From new logos for Kodak and Qantas to a refreshed graphic system for Carluccio’s, we round up the important design news from the last seven days.

Kodak revealed a new retro-inspired brand identity


Kodak redesigned its logo for the first time in a decade this week, bringing back a previous iteration created in 1971.

New York-based consultancy Work-Order designed the new visual identity, which features a red “K” symbol set against a yellow background.

The word “Kodak” is now written vertically across the symbol, whereas it was previously written horizontally.

Kodak’s vice president of global brand and creative Danielle Atkins says the Kodak “K” symbol was brought back after the company carried out brand recognition research, showing that 58% of respondents recognised the brand from the outline of the symbol alone.

The new brand identity comes at the same time as the launch of Kodak’s first smartphone, the Ektra which operates on Android and has a 21-megapixel fast focus camera.

Qantas rebranded with a new kangaroo


Australian national airline Qantas underwent a rebrand this week, and replaced its famous kangaroo icon with a simple silhouette with no arms.

The project was completed by designer Marc Newson, alongside Australian consultancy Houston Group.

This is only the fifth time the kangaroo has been changed since it was introduced in 1944. The new look will roll out across aircraft livery, and all digital assets, signage, adverts and cabin staff and pilot uniforms.

The new look comes alongside the cabin designs for Qantas’ new 787-9 Dreamliner craft.

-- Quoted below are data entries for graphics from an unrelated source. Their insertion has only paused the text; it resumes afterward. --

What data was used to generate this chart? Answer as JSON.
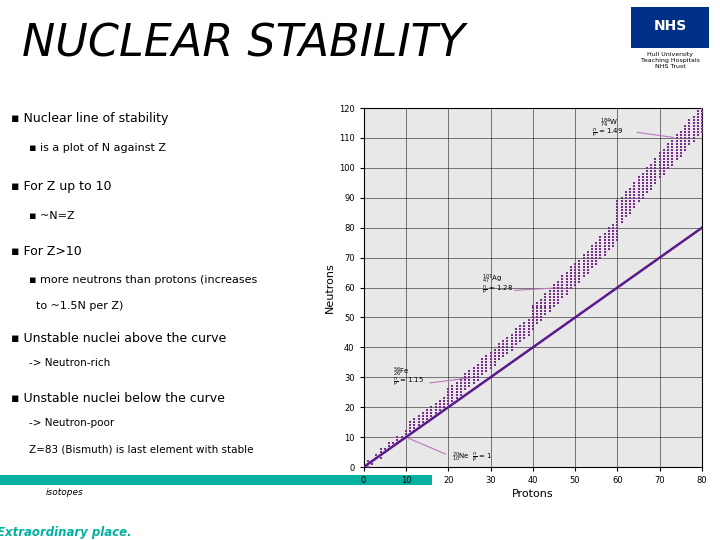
{
  "title": "NUCLEAR STABILITY",
  "title_fontsize": 32,
  "background_color": "#ffffff",
  "footer_bg": "#4a6074",
  "footer_teal": "#00b0a0",
  "chart_xlim": [
    0,
    80
  ],
  "chart_ylim": [
    0,
    120
  ],
  "chart_xlabel": "Protons",
  "chart_ylabel": "Neutrons",
  "chart_xticks": [
    0,
    10,
    20,
    30,
    40,
    50,
    60,
    70,
    80
  ],
  "chart_yticks": [
    0,
    10,
    20,
    30,
    40,
    50,
    60,
    70,
    80,
    90,
    100,
    110,
    120
  ],
  "dot_color": "#7b2d8b",
  "line_color": "#5b1a8b",
  "annotation_color": "#bb77bb",
  "chart_bg": "#e8e8e8"
}
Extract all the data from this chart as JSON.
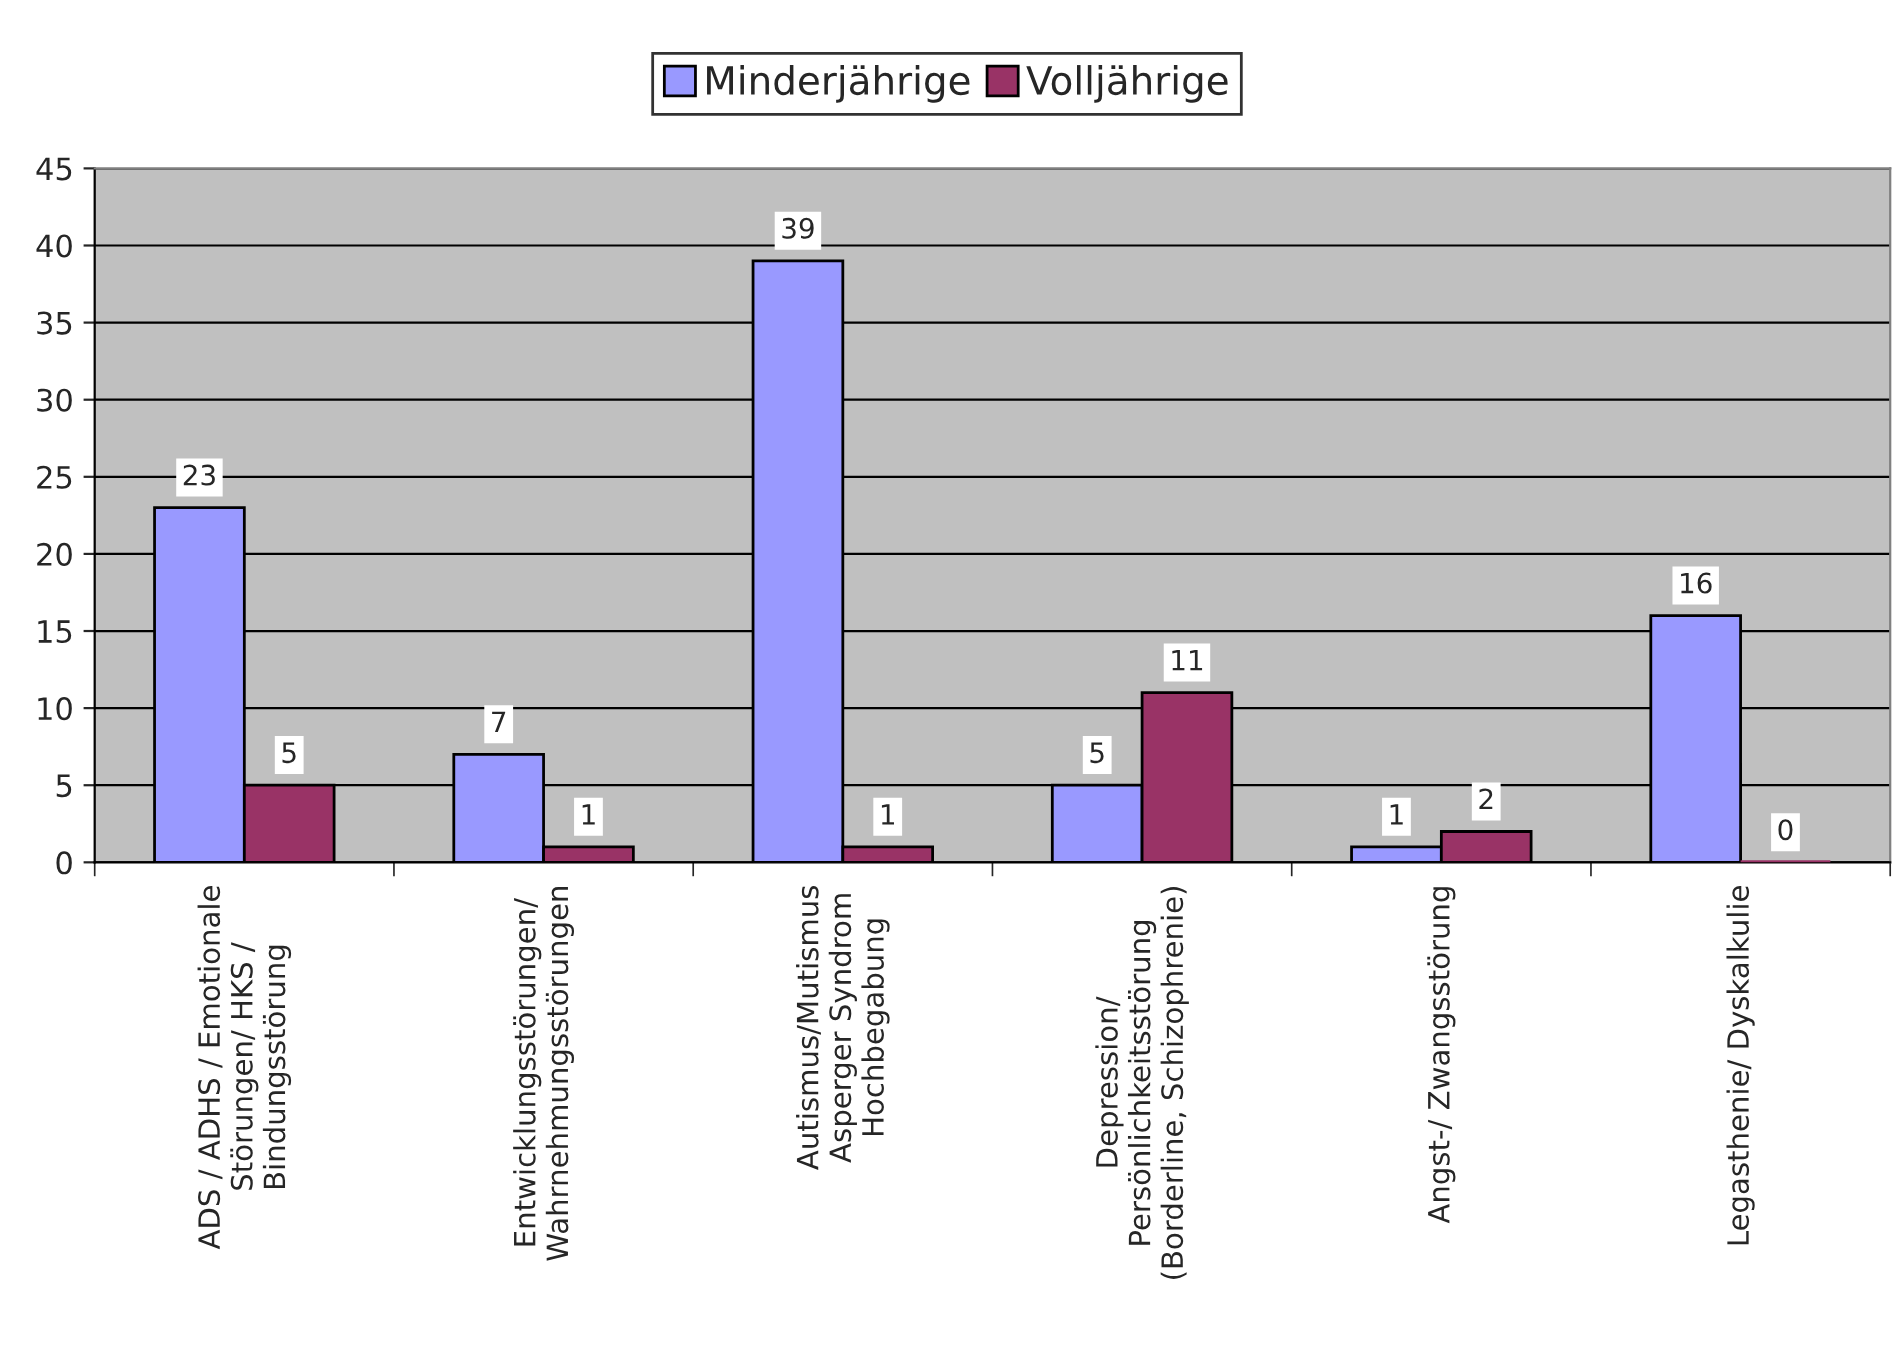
{
  "chart_data": {
    "type": "bar",
    "categories": [
      "ADS / ADHS / Emotionale\nStörungen/ HKS /\nBindungsstörung",
      "Entwicklungsstörungen/\nWahrnehmungsstörungen",
      "Autismus/Mutismus\nAsperger Syndrom\nHochbegabung",
      "Depression/\nPersönlichkeitsstörung\n(Borderline, Schizophrenie)",
      "Angst-/ Zwangsstörung",
      "Legasthenie/ Dyskalkulie"
    ],
    "series": [
      {
        "name": "Minderjährige",
        "color": "#9999ff",
        "values": [
          23,
          7,
          39,
          5,
          1,
          16
        ]
      },
      {
        "name": "Volljährige",
        "color": "#993366",
        "values": [
          5,
          1,
          1,
          11,
          2,
          0
        ]
      }
    ],
    "ylim": [
      0,
      45
    ],
    "yticks": [
      0,
      5,
      10,
      15,
      20,
      25,
      30,
      35,
      40,
      45
    ],
    "grid": "y",
    "legend": "top",
    "data_labels": true
  }
}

According to Qantas’ chief executive Alan Joyce, the logo has always been updated at the same time of a new aircraft being revealed.

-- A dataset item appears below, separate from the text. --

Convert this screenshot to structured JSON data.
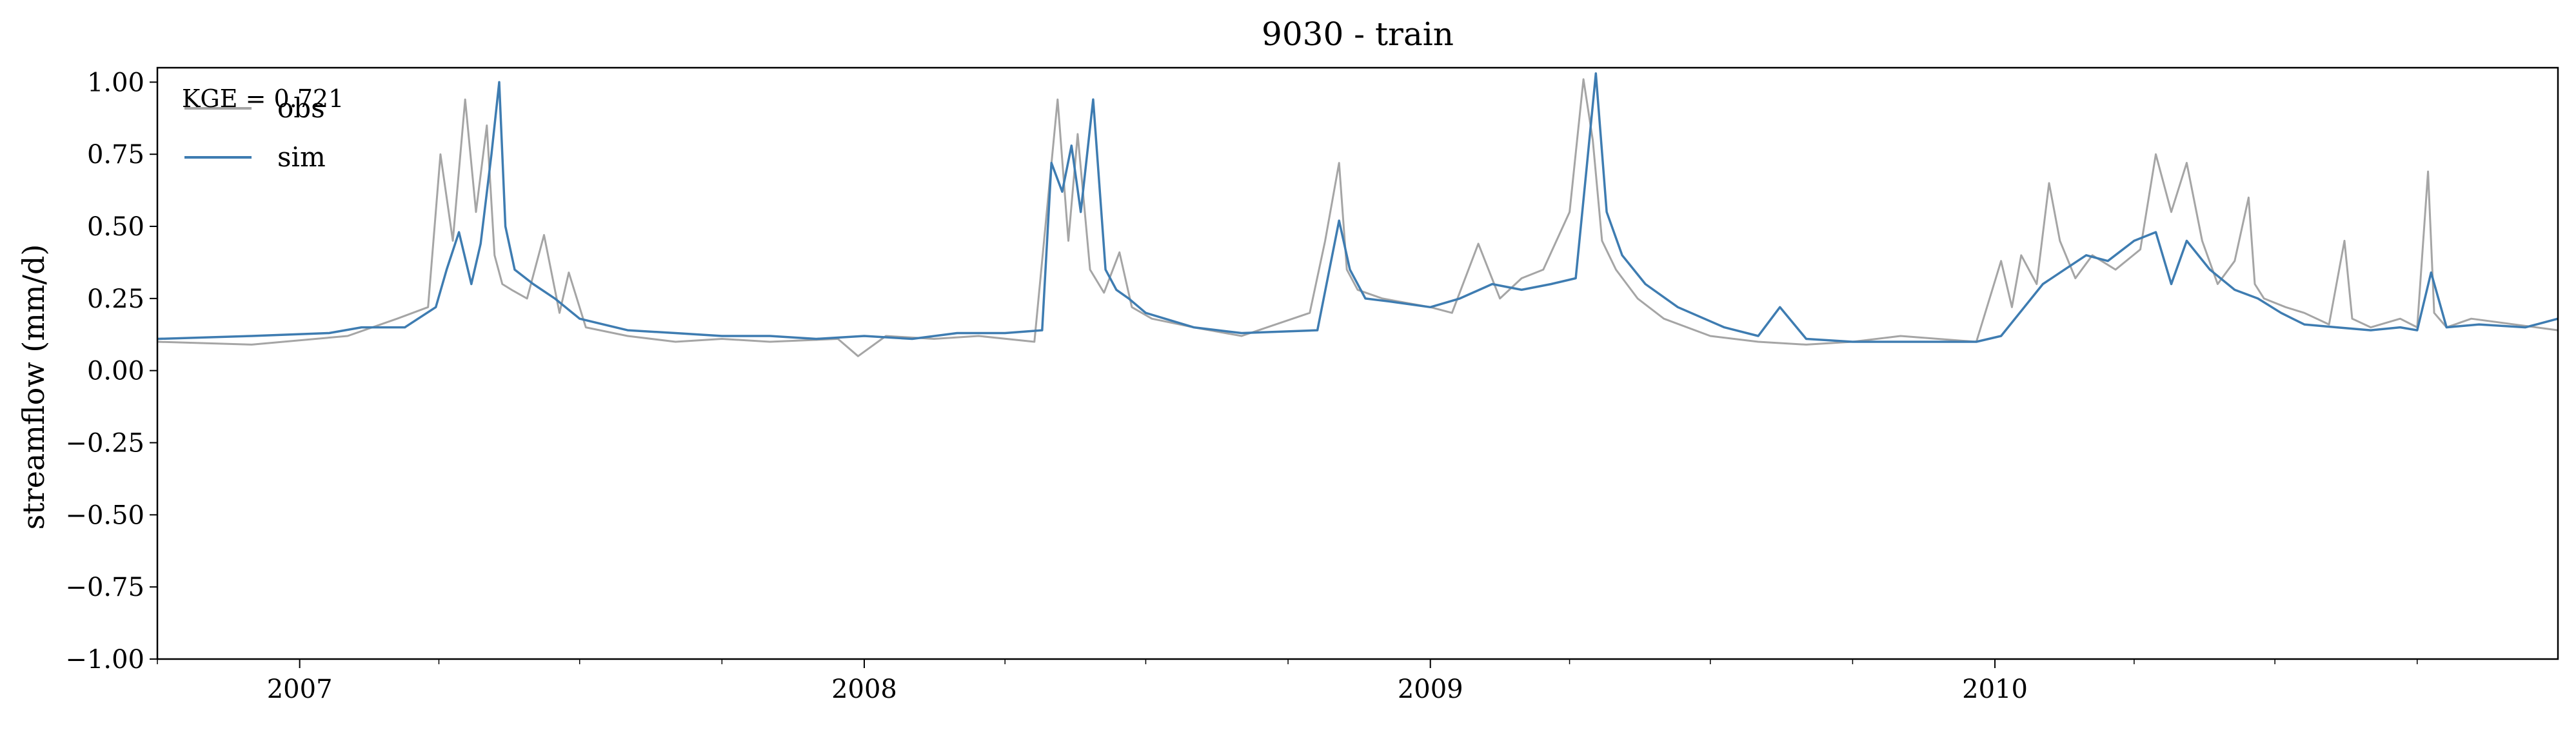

Design Council opened entries for its new Spark programme

A finalist from last year's Spark programme
A finalist from last year’s Spark programme

The Design Council has revealed its briefs for the 2017 edition of Spark, its programme which provides entrepreneurial product designers with access to mentoring and funding.

Applicants are invited to send in product concepts based on one of five themes – health and well-being, energy and environment, home life, on the move, sports and leisure. Alternatively, they can submit “something remarkable”, which does not fit a category.

Previous winners include a device to stop nosebleeds and a smart doorbell.

Spark is also partnering with Arthritis Research UK on the programme for the second year in a row, seeking to develop product ideas which aim to tackle the pain, loneliness and fatigue that can be caused by the condition.

One finalist who fits The Arthritis Research UK brief will be awarded £50,000, and the other Spark finalists will be awarded the remaining £150,000 between them.

For more information, head here.

Carluccio’s rebranded with a new name


Italian restaurant chain Carluccio’s revealed a new visual identity this week, changing its name officially to Carluccio’s Deli & Dining.

The logotype remains the same brush-script, but is now in a brighter, navy blue with an octagonal border surrounding it.

The rebrand and new graphics have been designed by consultancy Frontroom, while store interiors have been completed by Fusion by Design.

Accompanying the new logo is a refreshed graphic system, which includes patterns that simultaneously aim to appeal to a “younger audience”, while drawing on inspiration from floor mosaics and wall decorations found in Italian churches, says Frontroom creative director Jackie Davis.

Davis says that the previous graphic look of the restaurant was a “little bit old-fashioned”, and the consultancy wanted to create something “more energetic and surprising”.

The new look will roll out online, on in-store branding, merchandise, restaurant interiors and print materials such as menus.

Royal Mail revealed some Mr Men and Little Miss inspired stamps


Supple Studio released a set of ten stamps this week, featuring the loveable Mr Men and Little Miss book characters.

The characters were first created by Roger Hargreaves in 1971, and include Mr Happy, Little Miss Naughty, Mr Bump, Little Miss Sunshine, Mr Tickle, Mr Grumpy, Little Miss Princess, Mr Strong, Little Miss Christmas and Mr Messy.

The design consultancy stayed true to the original designs and typography, says creative director Jamie Ellul. “The book covers are iconic – it felt rude not to put such design classics on the stamps.”

Alongside the stamps is a collector’s pack, which features an illustrated scene of Mr Men and Little Miss characters, drawn by Hargreaves’ son Adam Hargreaves.